Wang, Yunbo, et al. “Spatiotemporal Pyramid Network for Video Action Recognition.” 2017 IEEE Conference on Computer Vision and Pattern Recognition (CVPR). IEEE, 2017.

• Basics
• Main methods
  • Spatio-temporal pyramid network — Reinforce each other
  • Hierarchical strategies for fusion — Using a unified spatiotemporal loss — To maximally complement each other.
  • Tackle the problem for two-stream method — Usually for most misclassification cases, there is one stream failing and the other correct. — Present end-to-end pyramid architecture to let the two facilitate each other.
  • Temporal part:
    • To learn more global (two actions may not be distinct in a short term) video features, use multi-path temporal sub-networks to sample optical flow in a long sequences. — Use different fusion methods to combine the temporal information.
    • Enlarge the video chunks(块) by using multiple CNNs with shared network parameters
  • Spatio part:
    • If two videos have similar background, the spatio cannot tell, because the background is strongest feature.

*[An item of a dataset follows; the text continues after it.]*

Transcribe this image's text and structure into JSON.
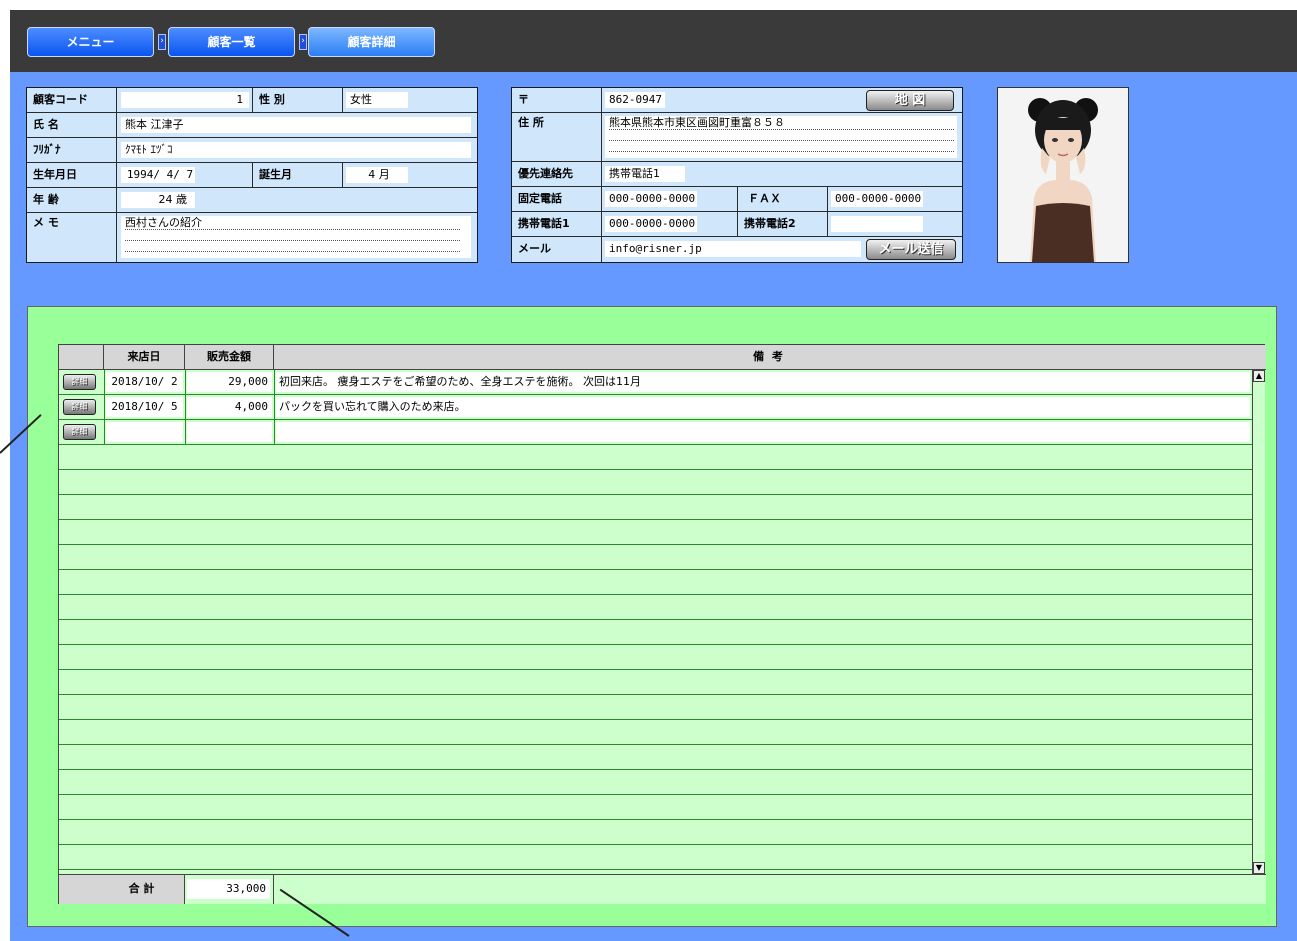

    • Use temporal part as a guidance — Inform the spatio network where the motion happens (help to extract the significant locations on feature maps of spatio network)
  • Joint optimization for temporal and spatio
    • Compact bilinear fusion strategy.
  • Details for compact fusion
    • Maximal the information from both parts while maximizing the interactions.
    • Bilinear fusion — Lead to high dimensional representations. — Use spatiotemporal compact bilinear (STCB) to  transfer to low dimension.
    • STCB can preserve the temporal cues to supervise the spatiotemporal attention module.
  • Spatiotemporal Attention
    • Taking advantage of the motion information to locate salient regions on the feature maps.
  • Integrate all the techniques mentioned above in the pyramid architecture.
    • Use STCB three times
      • Bottom of the pyramid, combine multiple optical flow representations from longer videos. — More global temporal features.
      • Spatiotemporal attention subnet — Fuse the spatial feature maps with the motion representations.
      • Top, fuse all.

• Take home messages
• Other methods mentioned
  • C3D –3D convolution filters and 3D pooling layers operating over space and time simultaneously.
  • Two stream networks.
  • Note: the Related works part is very good!